Moi, Albert Seinteins, sans diplôme et sans emploi, je me suis découvert un don.
Je peux intégrer à distance tout être mort ou vivant ! Mon esprit entre dans toute cavité et en chasse le locataire. Alors, je suis vraiment le chien, la mouche, l’homme, la femme à volonté.
J’ai découvert ce don en lisant quelques livres et en essayant ma plume à les imiter. Un matin, je me suis réveillé en René de Chateaubriand. Sur le rocher du Grand Bé à Saint-Malo, l’accueil plutôt froid de la tombe me fit fuir. Le choix d’écrivains vivants était plus sage. Houellebecq fut un désastre, un mégalomane qui reprit instantanément possession de lui-même et me chassa au terme d’une lutte entre moi et son sur-moi.

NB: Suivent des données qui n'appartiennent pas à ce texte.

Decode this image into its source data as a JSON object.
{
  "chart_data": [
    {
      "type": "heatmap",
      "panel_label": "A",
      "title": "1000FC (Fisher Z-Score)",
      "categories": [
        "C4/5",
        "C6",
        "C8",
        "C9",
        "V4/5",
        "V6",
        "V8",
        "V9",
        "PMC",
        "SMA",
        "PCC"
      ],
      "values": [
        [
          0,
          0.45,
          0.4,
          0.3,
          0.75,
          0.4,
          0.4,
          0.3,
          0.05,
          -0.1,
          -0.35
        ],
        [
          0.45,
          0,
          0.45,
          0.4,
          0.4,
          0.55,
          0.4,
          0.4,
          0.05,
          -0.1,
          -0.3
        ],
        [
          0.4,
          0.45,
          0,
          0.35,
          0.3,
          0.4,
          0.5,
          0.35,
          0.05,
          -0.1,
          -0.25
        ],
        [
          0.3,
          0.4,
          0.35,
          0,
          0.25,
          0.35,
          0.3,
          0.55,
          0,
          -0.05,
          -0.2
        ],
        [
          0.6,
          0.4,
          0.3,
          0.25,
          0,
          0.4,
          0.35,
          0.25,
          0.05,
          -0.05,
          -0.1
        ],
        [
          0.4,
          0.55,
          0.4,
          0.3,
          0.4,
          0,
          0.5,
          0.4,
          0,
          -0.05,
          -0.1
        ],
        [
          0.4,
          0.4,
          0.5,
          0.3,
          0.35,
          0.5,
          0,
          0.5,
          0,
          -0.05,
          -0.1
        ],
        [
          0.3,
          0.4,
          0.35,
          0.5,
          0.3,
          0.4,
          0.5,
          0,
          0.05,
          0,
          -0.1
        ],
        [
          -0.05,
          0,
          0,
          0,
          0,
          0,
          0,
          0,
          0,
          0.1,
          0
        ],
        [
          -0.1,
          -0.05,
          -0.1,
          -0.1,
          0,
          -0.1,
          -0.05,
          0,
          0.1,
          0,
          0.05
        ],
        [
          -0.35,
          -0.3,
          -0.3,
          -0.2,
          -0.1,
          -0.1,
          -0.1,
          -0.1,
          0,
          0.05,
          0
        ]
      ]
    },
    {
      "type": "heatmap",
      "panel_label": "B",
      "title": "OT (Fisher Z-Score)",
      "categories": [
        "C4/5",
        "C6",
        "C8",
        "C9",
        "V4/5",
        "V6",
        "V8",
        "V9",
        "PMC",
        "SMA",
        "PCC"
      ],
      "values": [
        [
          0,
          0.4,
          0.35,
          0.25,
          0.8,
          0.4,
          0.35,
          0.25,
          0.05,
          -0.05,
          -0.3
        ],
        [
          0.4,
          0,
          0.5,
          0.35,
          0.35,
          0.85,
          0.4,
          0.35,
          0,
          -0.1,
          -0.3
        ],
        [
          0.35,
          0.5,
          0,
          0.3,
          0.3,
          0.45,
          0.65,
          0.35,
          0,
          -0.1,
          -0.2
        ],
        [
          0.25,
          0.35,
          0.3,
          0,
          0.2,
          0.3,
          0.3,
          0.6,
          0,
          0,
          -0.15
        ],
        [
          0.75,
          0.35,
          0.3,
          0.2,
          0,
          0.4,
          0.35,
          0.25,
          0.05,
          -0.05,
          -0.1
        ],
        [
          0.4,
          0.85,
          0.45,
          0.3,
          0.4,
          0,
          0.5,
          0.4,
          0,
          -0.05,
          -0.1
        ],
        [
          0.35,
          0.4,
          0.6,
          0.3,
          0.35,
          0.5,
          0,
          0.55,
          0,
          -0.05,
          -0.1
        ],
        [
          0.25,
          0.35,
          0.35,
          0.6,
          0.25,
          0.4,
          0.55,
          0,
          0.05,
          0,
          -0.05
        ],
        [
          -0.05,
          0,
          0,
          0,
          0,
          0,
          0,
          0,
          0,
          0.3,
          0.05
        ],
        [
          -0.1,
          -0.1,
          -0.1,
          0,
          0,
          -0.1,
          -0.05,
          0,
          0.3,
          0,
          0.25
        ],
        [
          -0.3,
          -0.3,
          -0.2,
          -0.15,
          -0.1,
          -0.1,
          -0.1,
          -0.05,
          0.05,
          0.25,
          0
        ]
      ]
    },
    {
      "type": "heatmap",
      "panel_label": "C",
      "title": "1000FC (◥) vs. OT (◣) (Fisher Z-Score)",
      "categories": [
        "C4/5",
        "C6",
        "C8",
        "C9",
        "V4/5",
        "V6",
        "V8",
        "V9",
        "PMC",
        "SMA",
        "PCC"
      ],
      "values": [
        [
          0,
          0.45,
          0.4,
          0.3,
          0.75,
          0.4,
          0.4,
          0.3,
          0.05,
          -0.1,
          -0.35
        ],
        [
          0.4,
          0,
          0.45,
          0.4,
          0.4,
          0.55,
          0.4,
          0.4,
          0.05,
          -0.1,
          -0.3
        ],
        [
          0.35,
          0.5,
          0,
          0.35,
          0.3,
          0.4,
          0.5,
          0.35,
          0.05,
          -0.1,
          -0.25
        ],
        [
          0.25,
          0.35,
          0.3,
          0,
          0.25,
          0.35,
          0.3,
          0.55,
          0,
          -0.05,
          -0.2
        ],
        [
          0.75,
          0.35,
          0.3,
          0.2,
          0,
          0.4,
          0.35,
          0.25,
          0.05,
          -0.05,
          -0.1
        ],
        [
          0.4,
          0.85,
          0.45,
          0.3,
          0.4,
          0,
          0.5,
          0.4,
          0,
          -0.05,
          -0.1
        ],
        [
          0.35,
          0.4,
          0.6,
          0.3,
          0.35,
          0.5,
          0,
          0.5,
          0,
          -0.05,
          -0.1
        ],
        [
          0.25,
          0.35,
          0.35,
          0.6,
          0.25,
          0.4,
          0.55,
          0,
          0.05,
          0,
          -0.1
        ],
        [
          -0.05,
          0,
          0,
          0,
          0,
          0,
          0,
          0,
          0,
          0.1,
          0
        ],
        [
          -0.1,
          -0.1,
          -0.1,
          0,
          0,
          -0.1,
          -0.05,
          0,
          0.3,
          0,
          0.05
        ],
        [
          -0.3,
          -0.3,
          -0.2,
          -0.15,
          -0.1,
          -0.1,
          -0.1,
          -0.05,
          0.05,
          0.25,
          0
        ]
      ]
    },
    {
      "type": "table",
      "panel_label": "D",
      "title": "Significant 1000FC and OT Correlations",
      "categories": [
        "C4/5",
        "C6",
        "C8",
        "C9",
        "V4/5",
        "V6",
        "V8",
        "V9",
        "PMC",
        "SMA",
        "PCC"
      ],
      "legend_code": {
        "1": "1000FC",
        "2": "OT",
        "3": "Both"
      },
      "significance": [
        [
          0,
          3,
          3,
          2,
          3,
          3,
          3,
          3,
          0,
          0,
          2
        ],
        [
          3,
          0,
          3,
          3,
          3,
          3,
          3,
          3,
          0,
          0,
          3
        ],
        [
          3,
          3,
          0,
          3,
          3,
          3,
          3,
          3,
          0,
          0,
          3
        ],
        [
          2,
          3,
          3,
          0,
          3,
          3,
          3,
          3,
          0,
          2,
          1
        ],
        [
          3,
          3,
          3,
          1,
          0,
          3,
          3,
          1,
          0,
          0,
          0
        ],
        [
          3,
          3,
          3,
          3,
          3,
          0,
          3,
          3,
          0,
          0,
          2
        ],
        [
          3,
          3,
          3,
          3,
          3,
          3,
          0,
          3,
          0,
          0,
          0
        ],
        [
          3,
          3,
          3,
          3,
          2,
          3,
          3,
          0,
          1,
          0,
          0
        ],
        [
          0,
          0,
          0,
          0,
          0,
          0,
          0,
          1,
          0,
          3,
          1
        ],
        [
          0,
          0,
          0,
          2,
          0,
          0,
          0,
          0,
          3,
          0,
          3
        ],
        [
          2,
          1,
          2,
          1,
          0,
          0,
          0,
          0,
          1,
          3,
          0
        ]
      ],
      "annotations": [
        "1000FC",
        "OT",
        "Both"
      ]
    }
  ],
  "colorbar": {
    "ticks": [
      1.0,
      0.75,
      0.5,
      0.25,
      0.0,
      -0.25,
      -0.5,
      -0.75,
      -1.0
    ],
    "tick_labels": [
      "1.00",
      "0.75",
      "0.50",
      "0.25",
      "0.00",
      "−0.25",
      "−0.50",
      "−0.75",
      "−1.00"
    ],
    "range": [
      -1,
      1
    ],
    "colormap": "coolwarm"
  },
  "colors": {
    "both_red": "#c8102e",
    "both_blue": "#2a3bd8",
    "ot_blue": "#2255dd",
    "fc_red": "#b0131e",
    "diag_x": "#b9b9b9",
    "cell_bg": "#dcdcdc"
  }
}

Le problème, c’est que l’esprit chassé du corps est rancunier. A peine en possession de mon nouveau domicile, je l’entends cogner sur les parois du crâne, s’insinuer par l’oreille et se transformer en acouphènes. Les plus malins entrent par la bouche dès qu’elle s’ouvre et c’est alors le combat. Tous les organes me reconnaissant comme l’intrus, mon esprit est perdu d’avance et je réintègre au plus vite le corps d’Albert Seinteins, dans le cours de sa morne vie.
Peaufinant mon don, pour que l’ennemi n’assiège plus la citadelle que j’ai conquise, j’ai conçu un plan : je me mets à proximité de l’être à conquérir, dès la capture, j’intègre l’esprit dépossédé de son enveloppe dans Albert Seinteins, qui la conserve faute du sien !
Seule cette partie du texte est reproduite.